Cet espace, on baigne longtemps dedans, à se demander si ce qu’on regarde est un navet ou juste un… truc bizarre. On est emporté dans la quatrième dimension avec les notes de la septième symphonie de Beethoven, qui portera une ambiance autrement plus oppressante chez Alex Proyas (Prédictions, 2009). Le voyage est lancinant, psychédélique bien sûr, mais plus éthéré que dérangeant malgré qu’il porte tout le drame de la privation de libertés sous différentes formes. Et c’est surtout un espace riche en possibilités qui sait convertir un kitsch ravageur en charme désuet.
– Ensemble, la compétence du cinéaste et la nullité de la direction artistique (ainsi que de la direction d’acteurs) rendent le film surnaturel, et… c’était un des buts recherchés.
– Les hippies ultra-civilisés immortels qu’on appelle “Éternels” et la “Brute” de Connery atteignent des niveaux d’inexpressivité similaires pour des raisons différentes, ce qui… les met sur la même longueur d’onde.
BEAUX-ARDOZ : UN UNIVERS PROPRE
Tout cela, ce n’est que le début du processus où Zardoz crée son propre univers, avec sa propre géographie, sa culture et sa politique – bien loin du Magicien d’Oz qui lui sert de base et que, grâce ou à cause de la route de briques jaunes, on traversait en ligne droite d’un chapitre à l’autre. Cette route, Boorman la détruit et en jette chaque brique sur la tête des censeurs : de la nudité, de la sexualité, de la bestialité, du racisme, autant de choses mises en scène sourdement, presque avec délicatesse, jamais de manière choquante mais avec une bonne dose d’avant-garde.

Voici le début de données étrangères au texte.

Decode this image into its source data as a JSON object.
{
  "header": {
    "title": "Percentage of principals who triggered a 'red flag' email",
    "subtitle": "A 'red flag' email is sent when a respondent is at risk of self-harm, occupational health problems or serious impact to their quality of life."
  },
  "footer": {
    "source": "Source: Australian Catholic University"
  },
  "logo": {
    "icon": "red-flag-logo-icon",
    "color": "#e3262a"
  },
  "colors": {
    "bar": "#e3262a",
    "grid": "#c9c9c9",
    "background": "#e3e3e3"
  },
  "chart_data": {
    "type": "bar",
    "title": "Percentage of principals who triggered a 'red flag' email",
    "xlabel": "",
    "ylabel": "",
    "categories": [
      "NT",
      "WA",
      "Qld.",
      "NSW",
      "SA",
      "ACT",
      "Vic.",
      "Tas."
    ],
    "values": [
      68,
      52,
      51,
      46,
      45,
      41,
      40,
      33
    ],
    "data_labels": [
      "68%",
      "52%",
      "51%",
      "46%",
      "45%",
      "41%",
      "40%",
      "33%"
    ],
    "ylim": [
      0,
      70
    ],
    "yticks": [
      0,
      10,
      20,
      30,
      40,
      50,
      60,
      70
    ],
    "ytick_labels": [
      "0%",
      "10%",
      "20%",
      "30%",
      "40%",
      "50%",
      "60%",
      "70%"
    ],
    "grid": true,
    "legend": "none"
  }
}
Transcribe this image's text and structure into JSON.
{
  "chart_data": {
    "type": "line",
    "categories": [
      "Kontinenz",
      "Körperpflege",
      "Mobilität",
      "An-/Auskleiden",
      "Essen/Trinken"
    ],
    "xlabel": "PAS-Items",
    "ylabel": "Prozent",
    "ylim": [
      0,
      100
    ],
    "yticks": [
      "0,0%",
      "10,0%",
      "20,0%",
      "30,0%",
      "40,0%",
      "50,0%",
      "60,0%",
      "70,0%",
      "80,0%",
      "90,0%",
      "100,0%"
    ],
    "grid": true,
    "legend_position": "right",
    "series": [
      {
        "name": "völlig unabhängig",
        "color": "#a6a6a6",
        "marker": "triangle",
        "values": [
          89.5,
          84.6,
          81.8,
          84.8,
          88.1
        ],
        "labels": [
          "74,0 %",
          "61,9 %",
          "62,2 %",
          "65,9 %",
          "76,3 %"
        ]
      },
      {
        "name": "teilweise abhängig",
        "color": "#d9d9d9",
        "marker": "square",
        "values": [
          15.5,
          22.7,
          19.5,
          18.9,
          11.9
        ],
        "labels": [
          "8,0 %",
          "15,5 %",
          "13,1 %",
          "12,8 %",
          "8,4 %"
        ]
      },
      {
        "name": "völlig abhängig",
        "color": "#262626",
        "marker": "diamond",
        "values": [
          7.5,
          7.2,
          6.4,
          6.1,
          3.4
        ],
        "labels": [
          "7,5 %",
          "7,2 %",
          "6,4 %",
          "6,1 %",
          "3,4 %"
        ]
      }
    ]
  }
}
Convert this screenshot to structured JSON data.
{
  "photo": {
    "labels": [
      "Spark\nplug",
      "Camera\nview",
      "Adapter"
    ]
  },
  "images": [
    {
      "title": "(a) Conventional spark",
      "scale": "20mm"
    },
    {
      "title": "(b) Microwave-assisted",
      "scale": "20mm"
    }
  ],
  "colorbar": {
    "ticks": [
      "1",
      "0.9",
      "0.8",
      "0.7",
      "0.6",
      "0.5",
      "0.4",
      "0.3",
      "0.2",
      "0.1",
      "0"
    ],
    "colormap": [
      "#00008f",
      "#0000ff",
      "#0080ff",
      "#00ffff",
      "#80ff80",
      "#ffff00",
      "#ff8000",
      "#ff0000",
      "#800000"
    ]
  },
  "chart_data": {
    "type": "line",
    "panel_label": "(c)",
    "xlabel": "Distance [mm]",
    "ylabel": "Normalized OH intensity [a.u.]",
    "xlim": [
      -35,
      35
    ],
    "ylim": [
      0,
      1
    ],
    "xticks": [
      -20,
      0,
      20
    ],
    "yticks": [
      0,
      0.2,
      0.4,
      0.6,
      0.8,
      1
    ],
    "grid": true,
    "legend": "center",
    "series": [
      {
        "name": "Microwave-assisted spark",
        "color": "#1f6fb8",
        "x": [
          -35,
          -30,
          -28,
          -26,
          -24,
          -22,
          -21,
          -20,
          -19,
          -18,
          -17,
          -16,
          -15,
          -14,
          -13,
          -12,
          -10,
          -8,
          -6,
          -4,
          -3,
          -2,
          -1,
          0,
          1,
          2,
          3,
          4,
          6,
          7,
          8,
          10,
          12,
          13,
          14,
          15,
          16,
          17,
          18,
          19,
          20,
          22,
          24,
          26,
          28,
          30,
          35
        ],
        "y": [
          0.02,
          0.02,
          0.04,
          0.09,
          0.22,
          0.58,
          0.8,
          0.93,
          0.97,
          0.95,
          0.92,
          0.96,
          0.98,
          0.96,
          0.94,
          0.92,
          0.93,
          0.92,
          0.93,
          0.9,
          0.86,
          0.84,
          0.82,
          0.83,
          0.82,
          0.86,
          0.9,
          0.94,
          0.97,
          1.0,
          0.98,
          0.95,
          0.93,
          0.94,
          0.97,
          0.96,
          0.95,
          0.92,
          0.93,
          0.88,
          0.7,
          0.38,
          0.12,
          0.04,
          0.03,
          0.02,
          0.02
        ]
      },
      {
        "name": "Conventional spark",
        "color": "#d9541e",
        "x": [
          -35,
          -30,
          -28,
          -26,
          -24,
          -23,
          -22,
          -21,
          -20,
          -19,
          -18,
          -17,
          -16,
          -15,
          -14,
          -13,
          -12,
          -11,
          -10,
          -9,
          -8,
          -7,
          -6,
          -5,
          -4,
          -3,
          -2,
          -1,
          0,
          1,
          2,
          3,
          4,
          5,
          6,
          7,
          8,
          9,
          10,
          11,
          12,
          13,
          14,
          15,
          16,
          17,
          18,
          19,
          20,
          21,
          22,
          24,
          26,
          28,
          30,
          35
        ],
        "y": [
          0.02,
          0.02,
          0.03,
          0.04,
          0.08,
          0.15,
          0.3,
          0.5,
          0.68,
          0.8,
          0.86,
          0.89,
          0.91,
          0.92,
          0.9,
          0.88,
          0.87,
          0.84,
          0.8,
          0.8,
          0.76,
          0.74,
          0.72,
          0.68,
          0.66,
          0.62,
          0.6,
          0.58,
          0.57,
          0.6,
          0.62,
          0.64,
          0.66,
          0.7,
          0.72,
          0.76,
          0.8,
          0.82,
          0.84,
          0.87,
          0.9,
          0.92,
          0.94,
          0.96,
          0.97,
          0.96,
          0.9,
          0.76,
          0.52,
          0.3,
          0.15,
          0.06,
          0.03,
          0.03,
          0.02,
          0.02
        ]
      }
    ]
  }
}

Pas seulement d’avant-garde, d’ailleurs : Boorman est carrément visionnaire. En évitant à la fois la SF et la contre-SF, il peint un univers futuriste qui, sans chercher à être juste, tombe par mégarde très près de la vérité.
Des hologrammes, des bips discrets (du moins largement davantage que dans le reste de la SF des 70s), des synthèses vocales propres (inspiration HAL 9000 ?), un monde où l’ennui est la plus grande peur et l’apathie métaphorisée sous forme de maladie ? Bien vu.
Avant de réaliser L’Exorciste 2 (1977) qui sera dans la même veine de “mauvaise réalisation charmante”, Boorman fait l’exorcisme d’un monde dont la seule liberté est de croire qu’il est vraiment libre – un mensonge nécessaire au maintien de la santé mentale des Éternels, mais qui scelle aussi leur destin.
HASARDOZ : RATER LE RATAGE VOLONTAIRE ET PAR CONSÉQUENT RÉUSSIR
Prévu et annoncé comme une œuvre de divertissement, Zardoz prend pourtant beaucoup de temps pour expliquer certains de ses éléments, et fait preuve d’une narration raffinée qui ne laisse pas voir ce qu’elle nous cache – du moins jusqu’à une partie finale qui, par contre, s’éternise, comme si le scénario prenait soudain conscience qu’il n’était pas qu’un simple délire. Telle une transe qui est lucide sans le savoir, l’œuvre fait planer mais le retour à l’action est chaotique.
Parodie ratée devenue bon film par accident, Zardoz est un gros “meh / 20” dans tous les genres qu’il a erratiquement essayés de remplir – mais dans le sien propre, c’est un ovni génial, même s’il est un navire condamné à couler dès son départ du port – et ce n’est peut-être pas un hasard si l’orchestre continue de jouer en plein massacre… comme sur le Titanic, à en croire la légende.
Pas étonnant que le film marque et ennuie à la fois : comme j’étais immature au moment de le visionner la première fois, l’audience en 1974 était immature pour le voir, d’où l’acquisition d’une fanbase tardive mais fidèle.
Si vous voulez voir Connery tenter de faire oublier qu’il est 007 et y arriver par la pure force d’un visuel cachant plusieurs messages politiques mal cousus ensemble, le tout sur fond de figurants qui tombent comme des mouches sous des centaines de balles à blanc, il est encore temps : il y aura toujours Zardoz.